Jarak.id GORONTALO – Dinas Kependudukan dan Pencatatan Sipil (Dukcapil) Kabupaten Gorontalo secara khusus melakukan aktivasi Identitas Kependudukan Digital (IKD) pada kegiatan penyaluran Bantuan ATENSI bagi 133 Keluarga Penerima Manfaat (KPM), Kamis (23/4/2025). Kegiatan tersebut berlangsung di Kantor Dinas Sosial Kabupaten Gorontalo sebagai bagian dari upaya integrasi layanan administrasi kependudukan dengan program bantuan sosial.
Program Bantuan ATENSI (Asistensi Rehabilitasi Sosial) merupakan program nasional dari Kementerian Sosial Republik Indonesia yang menyasar anak kurang mampu, penyandang disabilitas, lanjut usia, dan kelompok rentan lainnya. Program ini tidak hanya memberikan bantuan, tetapi juga menekankan pada pendampingan dan pemberdayaan agar penerima manfaat dapat hidup lebih mandiri dan berdaya.

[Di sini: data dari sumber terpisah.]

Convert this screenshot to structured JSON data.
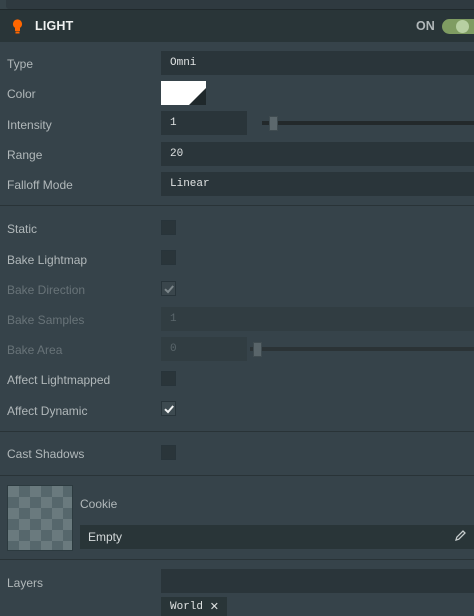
{
  "header": {
    "title": "LIGHT",
    "toggle_label": "ON",
    "enabled": true,
    "icon": "lightbulb-icon",
    "accent": "#ff6600"
  },
  "fields": {
    "type": {
      "label": "Type",
      "value": "Omni"
    },
    "color": {
      "label": "Color",
      "value": "#ffffff"
    },
    "intensity": {
      "label": "Intensity",
      "value": "1",
      "slider_fraction": 0.02
    },
    "range": {
      "label": "Range",
      "value": "20"
    },
    "falloff": {
      "label": "Falloff Mode",
      "value": "Linear"
    }
  },
  "bake": {
    "static": {
      "label": "Static",
      "checked": false
    },
    "bake_lightmap": {
      "label": "Bake Lightmap",
      "checked": false
    },
    "bake_direction": {
      "label": "Bake Direction",
      "checked": true,
      "disabled": true
    },
    "bake_samples": {
      "label": "Bake Samples",
      "value": "1",
      "disabled": true
    },
    "bake_area": {
      "label": "Bake Area",
      "value": "0",
      "disabled": true,
      "slider_fraction": 0
    },
    "affect_lightmapped": {
      "label": "Affect Lightmapped",
      "checked": false
    },
    "affect_dynamic": {
      "label": "Affect Dynamic",
      "checked": true
    }
  },
  "shadows": {
    "cast_shadows": {
      "label": "Cast Shadows",
      "checked": false
    }
  },
  "cookie": {
    "label": "Cookie",
    "asset_value": "Empty",
    "edit_icon": "pencil-icon"
  },
  "layers": {
    "label": "Layers",
    "search_value": "",
    "tags": [
      {
        "name": "World",
        "remove_icon": "close-icon"
      }
    ]
  }
}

Kepala Dinas Dukcapil Kabupaten Gorontalo, Muhtar Taufik Saleh Nuna, memimpin langsung proses aktivasi IKD bagi para penerima bantuan. Ia menjelaskan bahwa digitalisasi identitas kependudukan menjadi langkah penting untuk memastikan akses layanan publik yang lebih mudah, aman, dan modern, terutama bagi kelompok rentan.
Menurut Muhtar, IKD memberikan kemudahan yang signifikan bagi lansia dan penyandang disabilitas dalam mengakses layanan tanpa harus menghadapi hambatan fisik maupun administratif. Dengan sistem digital, mereka tidak lagi harus datang langsung ke kantor pelayanan, sehingga sangat membantu bagi yang memiliki keterbatasan mobilitas atau kondisi kesehatan tertentu.
Selain mempercepat proses verifikasi data untuk penyaluran bantuan sosial dan layanan publik lainnya, IKD juga dinilai lebih aman karena dilengkapi fitur perlindungan seperti PIN dan verifikasi biometrik. Muhtar menegaskan, kehadiran IKD diharapkan mampu mendorong kemandirian sekaligus menciptakan pelayanan publik yang lebih inklusif, cepat, dan tepat sasaran bagi seluruh lapisan masyarakat, khususnya kelompok yang membutuhkan perhatian khusus.